Nokia is a big contributor to OpenStack in particular, he noted, adding that Nokia wants to be able to work with its competitors’ equipment. Gone are the days of vendor lock-in.

In fact, Nokia beat other cloud providers by winning the T-Mobile 5G cloud business, but at the end of the day, it wants to work with competitors. “I don’t think we can bring credibility to the discussion if we say yes, we’re open but we don’t have any proof points," he said.

Some carriers are not ready to make the jump to the cloud, and even though he’s the cloud evangelist, he’s not pushing them to do so until they’re ready. “Cloud is a transformation that is a journey,” he said.

One of the big questions he hears from customers is who are they supposed to call when something goes wrong: Huawei, ZTE, Nokia, someone else? And each situation is different, he said.

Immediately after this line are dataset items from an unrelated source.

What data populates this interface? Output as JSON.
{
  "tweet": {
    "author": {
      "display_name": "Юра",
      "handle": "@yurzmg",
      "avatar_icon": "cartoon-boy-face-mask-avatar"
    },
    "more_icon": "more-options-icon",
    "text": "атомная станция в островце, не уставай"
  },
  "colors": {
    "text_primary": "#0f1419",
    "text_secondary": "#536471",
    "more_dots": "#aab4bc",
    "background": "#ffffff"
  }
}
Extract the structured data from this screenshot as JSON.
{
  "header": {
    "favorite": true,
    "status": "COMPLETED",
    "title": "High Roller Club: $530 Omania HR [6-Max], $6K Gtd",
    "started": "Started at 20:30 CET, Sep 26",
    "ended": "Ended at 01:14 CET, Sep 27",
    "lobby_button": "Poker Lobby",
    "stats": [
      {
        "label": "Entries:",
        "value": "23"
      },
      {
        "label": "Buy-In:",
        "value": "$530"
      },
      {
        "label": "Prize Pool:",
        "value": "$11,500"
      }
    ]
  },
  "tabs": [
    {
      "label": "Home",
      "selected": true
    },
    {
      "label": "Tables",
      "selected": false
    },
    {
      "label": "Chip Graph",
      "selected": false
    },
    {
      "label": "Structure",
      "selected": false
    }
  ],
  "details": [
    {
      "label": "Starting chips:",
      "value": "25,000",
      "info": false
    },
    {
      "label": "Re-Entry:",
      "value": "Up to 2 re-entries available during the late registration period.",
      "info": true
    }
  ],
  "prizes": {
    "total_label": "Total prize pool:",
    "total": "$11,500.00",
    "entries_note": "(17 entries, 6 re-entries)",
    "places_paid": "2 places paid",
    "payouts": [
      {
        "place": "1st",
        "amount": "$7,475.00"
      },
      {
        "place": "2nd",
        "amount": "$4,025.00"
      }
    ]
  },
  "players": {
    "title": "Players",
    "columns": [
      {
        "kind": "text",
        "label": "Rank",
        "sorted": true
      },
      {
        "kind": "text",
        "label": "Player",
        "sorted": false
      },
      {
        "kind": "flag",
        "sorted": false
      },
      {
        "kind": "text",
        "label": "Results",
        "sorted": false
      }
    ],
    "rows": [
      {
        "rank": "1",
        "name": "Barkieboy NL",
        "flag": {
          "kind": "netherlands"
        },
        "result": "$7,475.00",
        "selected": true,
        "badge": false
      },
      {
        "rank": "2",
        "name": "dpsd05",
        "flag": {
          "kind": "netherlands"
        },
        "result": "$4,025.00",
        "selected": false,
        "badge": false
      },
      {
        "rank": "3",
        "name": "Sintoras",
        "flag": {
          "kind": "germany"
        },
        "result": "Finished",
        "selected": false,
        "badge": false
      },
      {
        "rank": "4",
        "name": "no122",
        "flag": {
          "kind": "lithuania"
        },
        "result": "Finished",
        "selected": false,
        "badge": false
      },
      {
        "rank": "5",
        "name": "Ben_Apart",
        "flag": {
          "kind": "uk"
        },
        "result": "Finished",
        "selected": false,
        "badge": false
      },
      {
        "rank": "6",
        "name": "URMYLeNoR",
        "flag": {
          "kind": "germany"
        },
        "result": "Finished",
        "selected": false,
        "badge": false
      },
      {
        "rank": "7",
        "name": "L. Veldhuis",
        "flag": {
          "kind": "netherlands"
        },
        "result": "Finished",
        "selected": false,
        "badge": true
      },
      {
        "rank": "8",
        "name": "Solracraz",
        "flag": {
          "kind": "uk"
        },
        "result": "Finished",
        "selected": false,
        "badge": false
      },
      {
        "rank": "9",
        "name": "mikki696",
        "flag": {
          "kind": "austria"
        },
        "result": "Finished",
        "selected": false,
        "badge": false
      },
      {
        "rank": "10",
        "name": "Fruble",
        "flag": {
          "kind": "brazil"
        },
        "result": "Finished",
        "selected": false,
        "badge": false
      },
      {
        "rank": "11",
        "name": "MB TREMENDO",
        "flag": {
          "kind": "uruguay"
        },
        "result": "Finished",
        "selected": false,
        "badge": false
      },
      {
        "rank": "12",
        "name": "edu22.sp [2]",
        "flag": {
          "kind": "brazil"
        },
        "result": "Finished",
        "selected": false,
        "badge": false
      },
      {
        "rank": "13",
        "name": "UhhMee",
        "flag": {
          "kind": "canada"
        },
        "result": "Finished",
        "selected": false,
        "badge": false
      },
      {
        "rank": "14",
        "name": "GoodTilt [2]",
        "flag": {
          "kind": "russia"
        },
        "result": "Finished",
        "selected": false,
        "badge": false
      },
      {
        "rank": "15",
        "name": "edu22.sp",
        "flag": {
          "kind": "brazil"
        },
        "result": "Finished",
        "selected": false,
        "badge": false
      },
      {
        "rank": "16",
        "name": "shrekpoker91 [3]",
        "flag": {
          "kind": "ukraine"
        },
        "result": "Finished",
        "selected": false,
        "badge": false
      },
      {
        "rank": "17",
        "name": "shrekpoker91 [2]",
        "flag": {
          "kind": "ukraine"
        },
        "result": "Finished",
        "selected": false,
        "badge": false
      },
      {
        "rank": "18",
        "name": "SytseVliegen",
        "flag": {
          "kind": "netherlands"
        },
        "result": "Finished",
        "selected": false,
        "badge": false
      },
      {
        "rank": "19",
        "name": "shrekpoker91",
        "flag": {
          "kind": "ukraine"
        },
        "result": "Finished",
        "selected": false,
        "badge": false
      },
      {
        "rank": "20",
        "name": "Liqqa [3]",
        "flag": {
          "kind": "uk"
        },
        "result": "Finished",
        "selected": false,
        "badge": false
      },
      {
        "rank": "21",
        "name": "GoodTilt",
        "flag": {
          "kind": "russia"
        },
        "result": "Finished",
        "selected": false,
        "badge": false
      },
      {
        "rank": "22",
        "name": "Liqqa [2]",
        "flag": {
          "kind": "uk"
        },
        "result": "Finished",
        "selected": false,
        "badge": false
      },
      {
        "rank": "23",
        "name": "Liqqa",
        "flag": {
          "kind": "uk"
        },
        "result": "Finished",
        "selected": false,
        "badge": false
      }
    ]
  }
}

Part of the transformation within Alcatel-Lucent/Nokia was understanding that hardware is going to fail and building upon that. In traditional telecom, building to fail was not an option. That’s changed, and they're still able to meet the five 9s mandate and provide resiliency—just not like it was done in the old days.

“It’s a different mindset,” he said. “Disruption is happening. Either we be part of it and lead it, or we’ll be out.” Nokia, he said, decided to be part of it and aims to lead.